The team discovered the supermassive black hole by observing M60-UCD1 with both the NASA/ESA Hubble Space Telescope and the Gemini North 8-metre optical and infrared telescope on Hawaii's Mauna Kea, USA.
New observations of the ultracompact dwarf galaxy M60-UCD1 have revealed a supermassive black hole at its heart, making this tiny galaxy the smallest ever found to host a supermassive black hole.
Lying about 50 million light-years away, M60-UCD1 is a tiny galaxy with a diameter of 300 light-years, just 1/500th of the diameter of the Milky Way. Despite its size it is pretty crowded, containing some 140 million stars.
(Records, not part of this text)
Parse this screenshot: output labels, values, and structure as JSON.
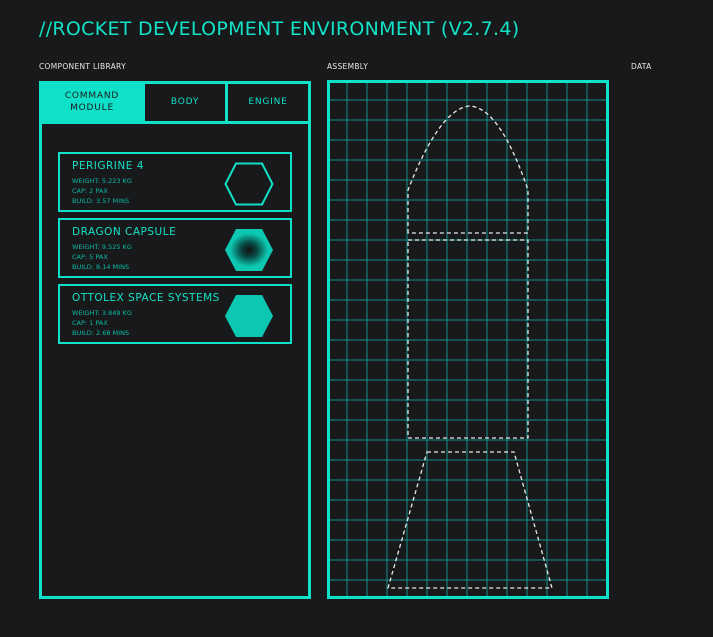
{
  "header": {
    "title": "//ROCKET DEVELOPMENT ENVIRONMENT (V2.7.4)"
  },
  "sections": {
    "library": "COMPONENT LIBRARY",
    "assembly": "ASSEMBLY",
    "data": "DATA"
  },
  "tabs": [
    {
      "label": "COMMAND MODULE",
      "active": true
    },
    {
      "label": "BODY"
    },
    {
      "label": "ENGINE"
    }
  ],
  "components": [
    {
      "name": "PERIGRINE 4",
      "weight": "WEIGHT: 5.223 KG",
      "cap": "CAP: 2 PAX",
      "build": "BUILD: 3.57 MINS",
      "icon": "hexagon-outline-icon"
    },
    {
      "name": "DRAGON CAPSULE",
      "weight": "WEIGHT: 9.525 KG",
      "cap": "CAP: 5 PAX",
      "build": "BUILD: 8.14 MINS",
      "icon": "hexagon-radial-icon"
    },
    {
      "name": "OTTOLEX SPACE SYSTEMS",
      "weight": "WEIGHT: 3.849 KG",
      "cap": "CAP: 1 PAX",
      "build": "BUILD: 2.68 MINS",
      "icon": "hexagon-filled-icon"
    }
  ],
  "colors": {
    "accent": "#0fe0c8",
    "background": "#18191b"
  }
}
While this is characteristic of an ultracompact dwarf galaxy (UCD) like M60-UCD1, this particular UCD happens to be the densest ever seen.
Steffen Mieske of the European Southern Observatory in Chile that it has been known for some time that many UCDs are a bit of overweight and they just appear to be too heavy for the luminosity of their stars.
Now, by studying the movement of the stars within M60-UCD1, they have detected the effects of such a black hole at its centre and now they want to know how many more UCDs may harbour such extremely massive objects.
The supermassive black hole at the centre of M60-UCD1 makes up a huge 15 percent of the galaxy's total mass, and weighs five times that of the black hole at the centre of the Milky Way. The study is published in the journal Nature.